Now of course both Regret and me know what bloodhounds are because we see such animals chasing Eliza across the ice in Uncle Tom's Cabin when we are young squirts, but this is the first time either of us meet up with any bloodhounds personally, especially on Broadway. So we get to talking quite a bit to the guy, and his story is as sad as his face, and makes us both feel very sorry for him.

In fact, the first thing we know we have him and the bloodhounds in Mindy's and are feeding one and all big steaks, although Mindy puts up an awful squawk about us bringing the dogs in, and asks us what we think he is running, anyway. When Regret starts to tell him, Mindy says never mind, but not to bring any more Shetland ponies into his joint again as long as we live.

Well, it seems that the sad-looking guy's name is John Wangle, and he comes from a town down in Georgia where his uncle is the high sheriff, and one of the bloodhounds' name is Nip, and the other Tuck, and they are both trained from infancy to track down guys such as lags who escape from the county pokey, and bad niggers, and one thing and another, and after John Wangle gets the kinks out of his belly on Mindy's steaks, and starts talking good, you must either figure him a high-class liar, or the hounds the greatest man-trackers the world ever sees.

Now, looking at the dogs after they swallow six big sirloins apiece, and a lot of matzoths, which Mindy has left over from the Jewish holidays, and a job lot of goulash from the dinner bill, and some other odds and ends, the best I can figure them is hearty eaters, because they are now lying down on the floor with their faces hidden behind their ears, and are snoring so loud you can scarcely hear yourself think.
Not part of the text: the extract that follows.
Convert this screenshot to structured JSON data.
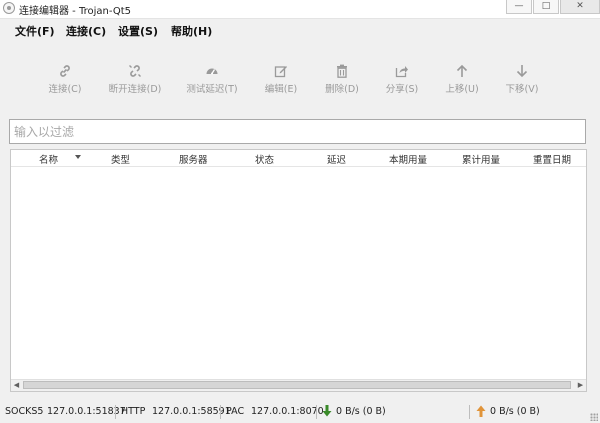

How John Wangle comes to be in New York with these bloodhounds is quite a story, indeed. It seems that a New York guy drifts into John's old hometown in Georgia when the bloodhounds are tracking down a bad nigger, and this guy figures it will be a wonderful idea to take John Wangle and the dogs to New York and hire them out to the movies to track down the villains in the pictures. But when they get to New York, it seems the movies have other arrangements for tracking down their villains, and the guy runs out of scratch and blows away, leaving John Wangle and the bloodhounds stranded.

So here John Wangle is with Nip and Tuck in New York, and they are all living together in one room in a tenement house over in West Forty-ninth Street, and things are pretty tough with them, because John does not know how to get back to Georgia unless he walks, and he hears the walking is no good south of Roanoke. When I ask him why he does not write to his uncle, the high sheriff down there in Georgia, John Wangle says, there are two reasons, one being that he cannot write, and the other that his uncle cannot read.